In the afternoon there was another commotion. Kemel had Rageh by the wrist, and was trying to haul him up the hill. ‘It’s not true,’ the lad was wailing. Despite being by a good deal the smaller of the two, Rageh’s desperate writhing was making it hard for Kemel to move him. ‘I never touched her.’ ‘You’re coming along with me,’ Kemel grunted. ‘She never
let
me!’ Rageh cried. ‘You’re to come,’ Kemel said, heaving him on, ‘with
me
.’

Eventually Rageh was brought up to the house and disappeared inside. Issa watched in a sort of torpor. Silence settled again. Two birds, very high up, moved in an oval path round and round the crown of the hill. The cicadas were the sound of the scrub scratching an endless itch. Issa dozed. A loud snapping sound woke her up.

She knew what it was. She didn’t want to think what it was.

She took a long drink at the water trough. The enemy was lassitude. She knew that. But it
was
hard to rouse herself. The stick-snap that had woken her. She knew what that had been. And there was Lev, strolling about the village with a grave look upon his face, holding his gun in his right hand, resting the long barrel in the crook of his left elbow. He carried it that way. That was his look. Except immediately after he discharged it, when the barrel was too hot to rest there.

Preacher came and talked with her; but there was something different about him to the way he had been before. The playacting was gone. He asked how she was doing, and her reply was to look through him as if he were a man-shaped portal into somewhere else. ‘It’s tough,’ said Preacher. ‘He’s been King Log. Now our risk: he’ll get a taste for being King Stork.’ He was Abda, of course; but she didn’t know about Logs and Storks and what all that meant. ‘Neocles teaches that there’s a gift that undoes the logic of giving,’ the Preacher went on. ‘It’s a mystic gift, a magic gift, and once given nobody is in debt to anybody else ever again.’ Perhaps this was offered by way of consolation, but Issa didn’t see how that was supposed to work.

It took a palpable effort in her to get the words out, but she asked: ‘What did they want with Rageh?’

‘A kissing thing,’ said Preacher, looking at the sky.

‘It was all we ever did,’ said Issa, with a great weight of tears behind the words, somehow managing to hold them off.

‘That’s what he kept telling them. But Abda – he has a point to make, now. So to prove his point, they made him kiss Lev’s gun.’

The stem grows straight until it is snapped.

This made Issa withdraw for awhile. She still lacked the energy to move physically away, but she blocked out the Preacher’s words and lay still, supine, letting the sun feed her and put sugar in her blood.

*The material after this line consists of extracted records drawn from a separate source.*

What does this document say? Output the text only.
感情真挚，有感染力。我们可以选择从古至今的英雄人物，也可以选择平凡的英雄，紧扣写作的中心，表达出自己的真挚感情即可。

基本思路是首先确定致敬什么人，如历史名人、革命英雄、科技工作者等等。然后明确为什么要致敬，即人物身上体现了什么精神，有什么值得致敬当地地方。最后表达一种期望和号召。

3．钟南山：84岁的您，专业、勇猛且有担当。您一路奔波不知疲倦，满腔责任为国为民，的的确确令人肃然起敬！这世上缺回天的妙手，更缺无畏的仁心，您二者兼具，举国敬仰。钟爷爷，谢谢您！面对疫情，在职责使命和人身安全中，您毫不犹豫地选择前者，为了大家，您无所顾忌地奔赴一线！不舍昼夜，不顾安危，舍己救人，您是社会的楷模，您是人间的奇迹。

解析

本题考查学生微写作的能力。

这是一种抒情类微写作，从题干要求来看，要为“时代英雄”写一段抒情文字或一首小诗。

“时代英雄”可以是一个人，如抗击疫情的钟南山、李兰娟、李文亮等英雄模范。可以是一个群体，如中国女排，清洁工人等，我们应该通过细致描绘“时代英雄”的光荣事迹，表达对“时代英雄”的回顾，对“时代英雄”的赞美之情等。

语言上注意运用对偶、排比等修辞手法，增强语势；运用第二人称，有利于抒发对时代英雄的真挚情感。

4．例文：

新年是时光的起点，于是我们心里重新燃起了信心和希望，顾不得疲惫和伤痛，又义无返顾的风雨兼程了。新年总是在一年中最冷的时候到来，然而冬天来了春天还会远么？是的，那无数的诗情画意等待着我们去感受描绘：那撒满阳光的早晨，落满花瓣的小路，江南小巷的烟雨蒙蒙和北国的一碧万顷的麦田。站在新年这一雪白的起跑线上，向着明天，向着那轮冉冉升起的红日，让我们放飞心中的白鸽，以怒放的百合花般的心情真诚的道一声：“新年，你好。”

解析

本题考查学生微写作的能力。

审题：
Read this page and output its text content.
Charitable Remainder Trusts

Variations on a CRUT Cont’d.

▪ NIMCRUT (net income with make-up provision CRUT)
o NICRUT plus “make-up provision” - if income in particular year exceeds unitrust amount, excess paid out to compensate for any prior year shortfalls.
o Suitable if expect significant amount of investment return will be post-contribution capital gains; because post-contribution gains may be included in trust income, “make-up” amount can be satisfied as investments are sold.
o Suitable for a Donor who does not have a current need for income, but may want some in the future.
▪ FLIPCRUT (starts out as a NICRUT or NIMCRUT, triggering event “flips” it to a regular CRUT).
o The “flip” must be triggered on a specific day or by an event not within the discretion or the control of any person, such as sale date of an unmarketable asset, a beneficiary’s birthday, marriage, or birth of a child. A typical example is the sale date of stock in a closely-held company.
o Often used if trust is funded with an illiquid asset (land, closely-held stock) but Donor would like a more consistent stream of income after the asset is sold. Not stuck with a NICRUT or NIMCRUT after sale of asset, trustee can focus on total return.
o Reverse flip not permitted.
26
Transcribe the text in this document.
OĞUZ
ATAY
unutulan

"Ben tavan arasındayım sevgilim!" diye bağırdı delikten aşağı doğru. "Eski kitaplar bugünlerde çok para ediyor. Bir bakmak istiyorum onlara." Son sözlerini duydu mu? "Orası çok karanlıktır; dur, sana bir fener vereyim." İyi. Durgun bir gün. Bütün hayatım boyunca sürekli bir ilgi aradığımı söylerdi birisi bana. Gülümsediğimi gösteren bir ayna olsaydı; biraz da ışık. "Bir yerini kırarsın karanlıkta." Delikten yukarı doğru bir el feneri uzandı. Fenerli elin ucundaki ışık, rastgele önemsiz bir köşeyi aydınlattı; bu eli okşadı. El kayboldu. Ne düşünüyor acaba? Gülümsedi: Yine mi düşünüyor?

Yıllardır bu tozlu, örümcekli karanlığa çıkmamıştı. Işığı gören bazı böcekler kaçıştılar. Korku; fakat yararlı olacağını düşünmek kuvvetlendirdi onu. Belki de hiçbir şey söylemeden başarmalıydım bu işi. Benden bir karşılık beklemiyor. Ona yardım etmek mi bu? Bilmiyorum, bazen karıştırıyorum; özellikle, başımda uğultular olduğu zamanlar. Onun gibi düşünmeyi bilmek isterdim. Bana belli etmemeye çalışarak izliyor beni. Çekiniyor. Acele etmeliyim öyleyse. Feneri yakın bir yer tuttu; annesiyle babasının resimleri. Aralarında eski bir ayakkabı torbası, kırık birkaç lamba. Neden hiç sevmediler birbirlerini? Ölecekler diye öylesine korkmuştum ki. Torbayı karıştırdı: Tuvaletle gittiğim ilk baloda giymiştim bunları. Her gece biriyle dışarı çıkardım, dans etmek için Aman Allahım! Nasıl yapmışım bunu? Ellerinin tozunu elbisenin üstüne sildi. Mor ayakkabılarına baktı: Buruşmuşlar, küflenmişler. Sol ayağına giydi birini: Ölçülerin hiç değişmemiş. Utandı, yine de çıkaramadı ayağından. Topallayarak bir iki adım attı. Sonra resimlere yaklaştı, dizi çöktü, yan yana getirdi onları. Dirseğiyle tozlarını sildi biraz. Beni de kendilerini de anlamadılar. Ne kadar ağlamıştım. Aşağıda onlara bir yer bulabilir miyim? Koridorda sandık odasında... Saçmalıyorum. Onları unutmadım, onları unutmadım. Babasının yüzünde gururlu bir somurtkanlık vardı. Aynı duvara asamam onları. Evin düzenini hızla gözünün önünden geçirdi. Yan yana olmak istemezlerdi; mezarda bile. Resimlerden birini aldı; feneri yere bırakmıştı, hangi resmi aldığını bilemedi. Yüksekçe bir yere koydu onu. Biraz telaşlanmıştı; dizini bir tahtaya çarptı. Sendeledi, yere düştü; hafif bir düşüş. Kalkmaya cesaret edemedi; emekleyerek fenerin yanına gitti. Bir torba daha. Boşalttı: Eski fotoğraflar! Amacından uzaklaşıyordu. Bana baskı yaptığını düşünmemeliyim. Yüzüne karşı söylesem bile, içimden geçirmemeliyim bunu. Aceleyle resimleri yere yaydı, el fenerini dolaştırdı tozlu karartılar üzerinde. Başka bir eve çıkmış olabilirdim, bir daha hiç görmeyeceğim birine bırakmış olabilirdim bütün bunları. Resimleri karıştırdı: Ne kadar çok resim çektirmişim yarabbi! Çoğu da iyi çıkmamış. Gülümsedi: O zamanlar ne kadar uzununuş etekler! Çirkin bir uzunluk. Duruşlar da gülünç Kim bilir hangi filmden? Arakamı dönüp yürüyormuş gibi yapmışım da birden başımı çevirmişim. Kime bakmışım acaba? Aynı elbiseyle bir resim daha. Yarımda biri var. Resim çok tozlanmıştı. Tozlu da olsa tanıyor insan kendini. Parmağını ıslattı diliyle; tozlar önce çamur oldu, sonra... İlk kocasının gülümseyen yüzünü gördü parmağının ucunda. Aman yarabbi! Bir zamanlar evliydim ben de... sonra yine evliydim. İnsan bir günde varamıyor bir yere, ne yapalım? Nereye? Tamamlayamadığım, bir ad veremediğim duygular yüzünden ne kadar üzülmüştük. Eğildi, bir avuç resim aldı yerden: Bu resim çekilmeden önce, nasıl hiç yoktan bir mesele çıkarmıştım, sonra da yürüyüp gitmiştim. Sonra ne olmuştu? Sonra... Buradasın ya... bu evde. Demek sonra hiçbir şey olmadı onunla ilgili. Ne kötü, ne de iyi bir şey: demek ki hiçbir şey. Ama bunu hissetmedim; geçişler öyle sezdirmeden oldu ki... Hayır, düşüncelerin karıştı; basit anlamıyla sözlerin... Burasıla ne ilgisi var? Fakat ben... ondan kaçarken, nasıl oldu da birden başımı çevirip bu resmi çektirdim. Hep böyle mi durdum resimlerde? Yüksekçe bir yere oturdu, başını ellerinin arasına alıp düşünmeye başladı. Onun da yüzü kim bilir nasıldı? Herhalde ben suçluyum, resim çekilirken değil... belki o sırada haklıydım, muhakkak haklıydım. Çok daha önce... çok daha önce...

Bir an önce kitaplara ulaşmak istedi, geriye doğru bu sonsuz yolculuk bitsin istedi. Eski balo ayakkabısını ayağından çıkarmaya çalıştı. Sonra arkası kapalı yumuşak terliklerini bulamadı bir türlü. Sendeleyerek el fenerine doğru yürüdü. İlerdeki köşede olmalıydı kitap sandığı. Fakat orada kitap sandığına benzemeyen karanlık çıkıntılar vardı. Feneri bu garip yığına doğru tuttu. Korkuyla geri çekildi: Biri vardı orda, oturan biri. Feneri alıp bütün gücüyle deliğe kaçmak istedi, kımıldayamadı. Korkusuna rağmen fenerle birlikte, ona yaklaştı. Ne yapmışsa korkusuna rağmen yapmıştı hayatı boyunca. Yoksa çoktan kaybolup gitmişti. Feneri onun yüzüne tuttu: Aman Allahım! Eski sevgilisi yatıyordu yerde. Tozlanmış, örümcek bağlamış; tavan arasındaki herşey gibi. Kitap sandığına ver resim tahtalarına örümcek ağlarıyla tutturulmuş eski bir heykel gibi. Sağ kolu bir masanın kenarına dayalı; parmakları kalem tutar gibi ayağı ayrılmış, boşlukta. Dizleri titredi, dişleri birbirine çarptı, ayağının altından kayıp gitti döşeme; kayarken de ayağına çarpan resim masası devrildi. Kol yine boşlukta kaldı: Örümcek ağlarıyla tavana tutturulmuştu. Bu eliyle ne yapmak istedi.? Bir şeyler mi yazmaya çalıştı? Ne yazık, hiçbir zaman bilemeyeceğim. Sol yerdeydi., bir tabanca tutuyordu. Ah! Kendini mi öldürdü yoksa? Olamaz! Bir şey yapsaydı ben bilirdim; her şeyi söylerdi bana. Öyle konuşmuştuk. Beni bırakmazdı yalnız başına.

The Preacher talked at her, for a bit. ‘I come down from Denmark,’ he said. ‘Nobody ever ask where I come from, or why I speak funny, but there you go. I never tell body else, until you, but there you go. It don’t matter. I come through Europe, and down to Black Sea – many adventures. But you don’t want to hear the adventures.’

She didn’t say anything.

‘The thing about God,’ said the Preacher, ‘is that He only interested in those who eat and drink. That’s in the Bible. After all. You
got
to eat and drink to please God. That’s the Bible. Drink his wine and eat his bread. But this is what happen: mankind got too numerous, and then there was a choice. The choice was: humanity could die in famine and go to God, or it could use its clever to save itself, and never eat no more, and leave God behind. It chose the latter. That’s why we’re here. That’s why things
are
the way they
are
. Now Neocles, maybe he set up a new god. A foodless, breadless, unwined god. But maybe he never found his time to do that.’